A Day out with our Group
Fascinating Fungus Foray
After several days of very wet conditions, we were fortunate to have chosen a morning of brilliant sunshine for our annual Foray in Furze Hill Playing Field Mistley, on October 20th. The area consists of three pitches which produced the first finds of two species of waxcaps, the pointed conica, which changes to black when touched and also patches of the lovely bright yellow ceracea.
The rest of the field is covered with self sown oak trees, plus specimen trees, three to four hundred years old. Overriding all these at eight hundred years old is Old Knobbly which even has its own website.
The two commonest species were honey fungus on the dead tree stumps and also boot lace fungus, feared by gardeners, as it is quite destructive to many garden specimens. Amongst the leaf litter were large numbers of clitocybe nebularis (the cloudy agaric), fulfilling its purpose of breaking down organic matter to nutrients and recycling. This species is edible but sadly has no taste.
Several bracket fungi were found on the oaks including the beef steak fungus, which looks like meat but tastes strongly of tannin to my liking. We also found several very hard ganoderma species and the inonotus bracket which glances silver in the sun.
A few deep purple blewits were found amongst the leaves; a good edible species, but not enough to share amongst us. Another pretty purple species, the amethyst deceiver and its close relation, the deceiver, were also seen.
Several species of bonnet caps added to the basket. Gallopus which produces a white liquid when damaged and M. crocata which turns orange, were also spotted.
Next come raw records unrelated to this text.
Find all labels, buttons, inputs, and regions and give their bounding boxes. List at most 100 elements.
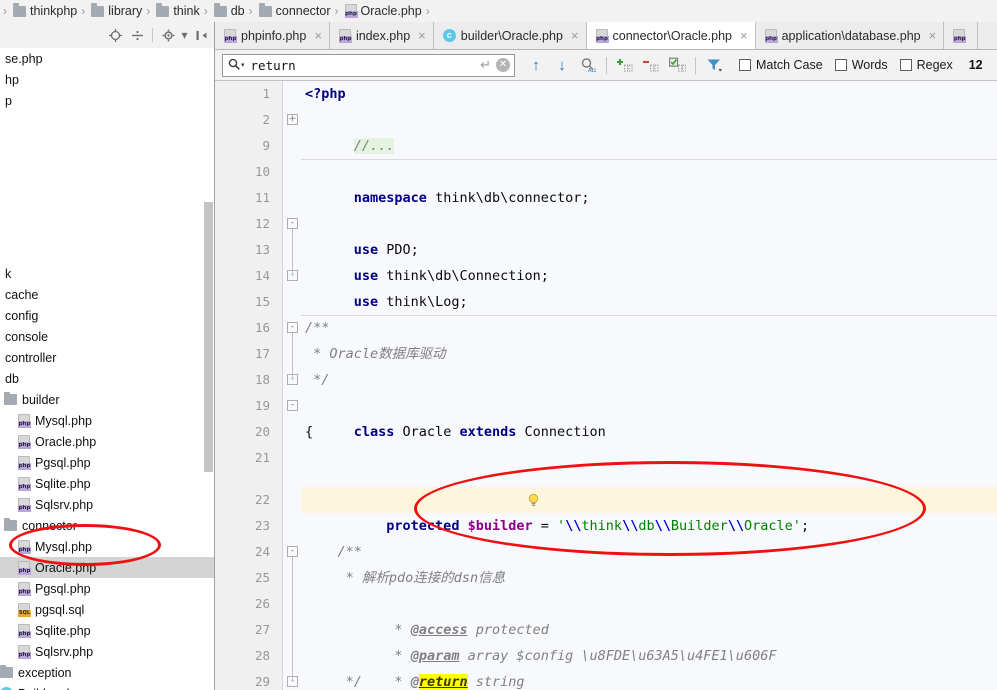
tab-close-icon[interactable]: × <box>740 28 748 43</box>
tree-item-builder-sqlsrv[interactable]: Sqlsrv.php <box>0 494 214 515</box>
project-toolbar: ▾ <box>0 22 214 48</box>
settings-gear-icon[interactable] <box>158 25 178 45</box>
checkbox-box <box>899 59 912 71</box>
keyword-protected: protected <box>353 518 460 534</box>
code-line-17: * Oracle数据库驱动 <box>305 346 446 362</box>
words-checkbox[interactable]: Words <box>834 58 888 72</box>
breadcrumb-separator: › <box>81 4 86 18</box>
search-history-caret-icon[interactable]: ▾ <box>241 61 245 69</box>
namespace-path: think\db\connector; <box>426 190 590 206</box>
regex-checkbox[interactable]: Regex <box>899 58 953 72</box>
line-number: 19 <box>254 398 270 413</box>
checkbox-box <box>834 59 847 71</box>
tree-item-cache[interactable]: cache <box>0 284 214 305</box>
settings-caret-icon[interactable]: ▾ <box>180 25 189 45</box>
tab-phpinfo-php[interactable]: phpinfo.php × <box>215 22 330 49</box>
php-file-icon <box>18 623 31 638</box>
fold-collapse-marker[interactable]: - <box>287 322 298 333</box>
breadcrumb-item-thinkphp[interactable]: thinkphp <box>10 0 78 22</box>
tab-close-icon[interactable]: × <box>929 28 937 43</box>
tree-item-clipped[interactable]: p <box>0 90 214 111</box>
tree-item-connector-sqlsrv[interactable]: Sqlsrv.php <box>0 641 214 662</box>
filter-button[interactable] <box>701 52 727 78</box>
tree-item-builder-mysql[interactable]: Mysql.php <box>0 410 214 431</box>
tree-item-connector-folder[interactable]: connector <box>0 515 214 536</box>
tree-item-label: se.php <box>5 51 43 66</box>
search-icon[interactable] <box>228 58 240 73</box>
tree-item-label: cache <box>5 287 39 302</box>
tree-item-k[interactable]: k <box>0 263 214 284</box>
tree-item-connector-sqlite[interactable]: Sqlite.php <box>0 620 214 641</box>
tree-item-db[interactable]: db <box>0 368 214 389</box>
tab-close-icon[interactable]: × <box>314 28 322 43</box>
tree-item-connector-pgsql[interactable]: Pgsql.php <box>0 578 214 599</box>
add-selection-button[interactable] <box>612 52 638 78</box>
string-literal: ' <box>557 518 566 534</box>
find-previous-button[interactable]: ↑ <box>523 52 549 78</box>
find-all-button[interactable]: ALL <box>575 52 601 78</box>
php-file-icon <box>764 28 778 43</box>
breadcrumb-item-db[interactable]: db <box>211 0 246 22</box>
code-editor[interactable]: 1 2 9 10 11 12 13 14 15 16 17 18 19 20 2… <box>215 81 997 690</box>
regex-label: Regex <box>916 58 953 72</box>
project-tree-scrollbar[interactable] <box>204 202 213 472</box>
tree-item-builder-oracle[interactable]: Oracle.php <box>0 431 214 452</box>
tree-item-builder-sqlite[interactable]: Sqlite.php <box>0 473 214 494</box>
search-input[interactable]: return <box>251 58 481 73</box>
tree-item-builder-folder[interactable]: builder <box>0 389 214 410</box>
php-file-icon <box>18 476 31 491</box>
search-input-container[interactable]: ▾ return ↵ ✕ <box>222 53 515 77</box>
folded-comment-placeholder[interactable]: //... <box>353 138 395 154</box>
breadcrumb-item-think[interactable]: think <box>153 0 200 22</box>
editor-tab-bar: phpinfo.php × index.php × c builder\Orac… <box>215 22 997 50</box>
tab-builder-oracle-php[interactable]: c builder\Oracle.php × <box>433 22 587 49</box>
breadcrumb-separator: › <box>248 4 253 18</box>
keyword-namespace: namespace <box>353 190 427 206</box>
keyword-extends: extends <box>459 424 517 440</box>
tree-item-connector-oracle[interactable]: Oracle.php <box>0 557 214 578</box>
breadcrumb-item-oracle-php[interactable]: Oracle.php <box>342 0 423 22</box>
hide-panel-icon[interactable] <box>191 25 211 45</box>
tree-item-connector-pgsql-sql[interactable]: pgsql.sql <box>0 599 214 620</box>
tab-close-icon[interactable]: × <box>571 28 579 43</box>
clear-search-icon[interactable]: ✕ <box>496 58 510 72</box>
tree-item-console[interactable]: console <box>0 326 214 347</box>
breadcrumb: › thinkphp › library › think › db › conn… <box>0 0 997 22</box>
find-next-button[interactable]: ↓ <box>549 52 575 78</box>
select-all-occurrences-button[interactable] <box>664 52 690 78</box>
project-tool-window: ▾ se.php hp p k cache config console con… <box>0 22 215 690</box>
tree-item-builder-class[interactable]: c Builder.php <box>0 683 214 690</box>
tab-index-php[interactable]: index.php × <box>329 22 434 49</box>
code-line-22: protected $builder = '\\think\\db\\Build… <box>353 518 810 534</box>
match-case-checkbox[interactable]: Match Case <box>739 58 823 72</box>
tree-item-label: controller <box>5 350 57 365</box>
fold-collapse-marker[interactable]: - <box>287 546 298 557</box>
tree-item-config[interactable]: config <box>0 305 214 326</box>
tree-item-connector-mysql[interactable]: Mysql.php <box>0 536 214 557</box>
tab-overflow[interactable] <box>944 22 979 49</box>
breadcrumb-label: think <box>173 4 200 18</box>
collapse-all-icon[interactable] <box>127 25 147 45</box>
breadcrumb-item-library[interactable]: library <box>88 0 143 22</box>
remove-selection-button[interactable] <box>638 52 664 78</box>
locate-file-icon[interactable] <box>105 25 125 45</box>
svg-text:ALL: ALL <box>588 68 596 73</box>
tab-application-database-php[interactable]: application\database.php × <box>755 22 945 49</box>
php-file-icon <box>18 560 31 575</box>
tree-item-controller[interactable]: controller <box>0 347 214 368</box>
code-line-12: use PDO; <box>305 211 419 258</box>
fold-collapse-marker[interactable]: - <box>287 218 298 229</box>
tree-item-exception-folder[interactable]: exception <box>0 662 214 683</box>
breadcrumb-item-connector[interactable]: connector <box>256 0 332 22</box>
tab-connector-oracle-php[interactable]: connector\Oracle.php × <box>586 22 756 49</box>
tree-item-builder-pgsql[interactable]: Pgsql.php <box>0 452 214 473</box>
tab-close-icon[interactable]: × <box>418 28 426 43</box>
search-match-highlight: return <box>418 674 468 690</box>
breadcrumb-label: thinkphp <box>30 4 78 18</box>
fold-collapse-marker[interactable]: - <box>287 400 298 411</box>
fold-expand-marker[interactable]: + <box>287 114 298 125</box>
tree-item-clipped[interactable]: se.php <box>0 48 214 69</box>
tree-item-clipped[interactable]: hp <box>0 69 214 90</box>
project-file-tree[interactable]: se.php hp p k cache config console contr… <box>0 48 214 690</box>
code-line-28: * @return string <box>353 674 525 690</box>
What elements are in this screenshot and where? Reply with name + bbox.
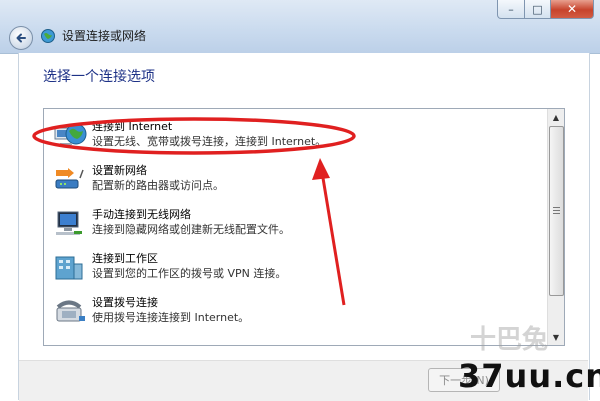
option-dialup[interactable]: 设置拨号连接 使用拨号连接连接到 Internet。 (52, 294, 542, 330)
option-description: 连接到隐藏网络或创建新无线配置文件。 (92, 223, 290, 236)
minimize-button[interactable]: – (497, 0, 525, 19)
network-globe-icon (41, 29, 55, 43)
scroll-thumb[interactable] (549, 126, 564, 296)
grip-line (553, 207, 560, 208)
connection-options-list: 连接到 Internet 设置无线、宽带或拨号连接，连接到 Internet。 … (43, 108, 565, 346)
option-title: 连接到 Internet (92, 120, 173, 133)
option-manual-wireless[interactable]: 手动连接到无线网络 连接到隐藏网络或创建新无线配置文件。 (52, 206, 542, 242)
option-description: 设置无线、宽带或拨号连接，连接到 Internet。 (92, 135, 327, 148)
watermark-ghost-logo: 十巴兔 (470, 325, 549, 355)
window-controls: – □ ✕ (497, 0, 594, 19)
workplace-building-icon (55, 256, 83, 280)
grip-line (553, 210, 560, 211)
router-icon (55, 168, 84, 189)
vertical-scrollbar[interactable]: ▲ ▼ (547, 109, 564, 345)
scroll-up-icon[interactable]: ▲ (548, 109, 564, 125)
option-new-network[interactable]: 设置新网络 配置新的路由器或访问点。 (52, 162, 542, 198)
option-title: 手动连接到无线网络 (92, 208, 191, 221)
grip-line (553, 213, 560, 214)
back-arrow-icon (16, 33, 26, 43)
option-title: 连接到工作区 (92, 252, 158, 265)
title-bar: – □ ✕ 设置连接或网络 (0, 0, 600, 54)
window-title: 设置连接或网络 (62, 29, 147, 43)
back-button[interactable] (9, 26, 33, 50)
page-heading: 选择一个连接选项 (43, 69, 155, 85)
option-title: 设置新网络 (92, 164, 147, 177)
option-title: 设置拨号连接 (92, 296, 158, 309)
option-workplace[interactable]: 连接到工作区 设置到您的工作区的拨号或 VPN 连接。 (52, 250, 542, 286)
option-description: 配置新的路由器或访问点。 (92, 179, 224, 192)
watermark-logo: 37uu.cn (458, 357, 600, 395)
maximize-button[interactable]: □ (525, 0, 551, 19)
wireless-computer-icon (56, 211, 82, 235)
dialup-phone-icon (56, 300, 85, 322)
option-description: 使用拨号连接连接到 Internet。 (92, 311, 250, 324)
globe-network-icon (54, 123, 87, 145)
option-connect-internet[interactable]: 连接到 Internet 设置无线、宽带或拨号连接，连接到 Internet。 (52, 118, 542, 154)
close-button[interactable]: ✕ (551, 0, 594, 19)
option-description: 设置到您的工作区的拨号或 VPN 连接。 (92, 267, 287, 280)
scroll-down-icon[interactable]: ▼ (548, 329, 564, 345)
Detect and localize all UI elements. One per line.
A rather decrepit white species soon showed its true colour, by producing the foul smell of the stinkhorn. Fortunately, the egg stage, looking and feeling like a snake’s egg was found and by dissection, we were able to show the remarkable growth structure of this fungus.
Other finds included the poisonous sulphur tuft together with several bright types of brightly coloured russula or brittle gills as they are now known. A strange jelly like fungus, growing on dead wood was discovered to be neobulgaria pura.
This added up to a very respectable haul of thirty four species (list available). Just to complete the day, our leader who was riding a scooter, ran out of power and had to be pushed for the last stretch back to the car park.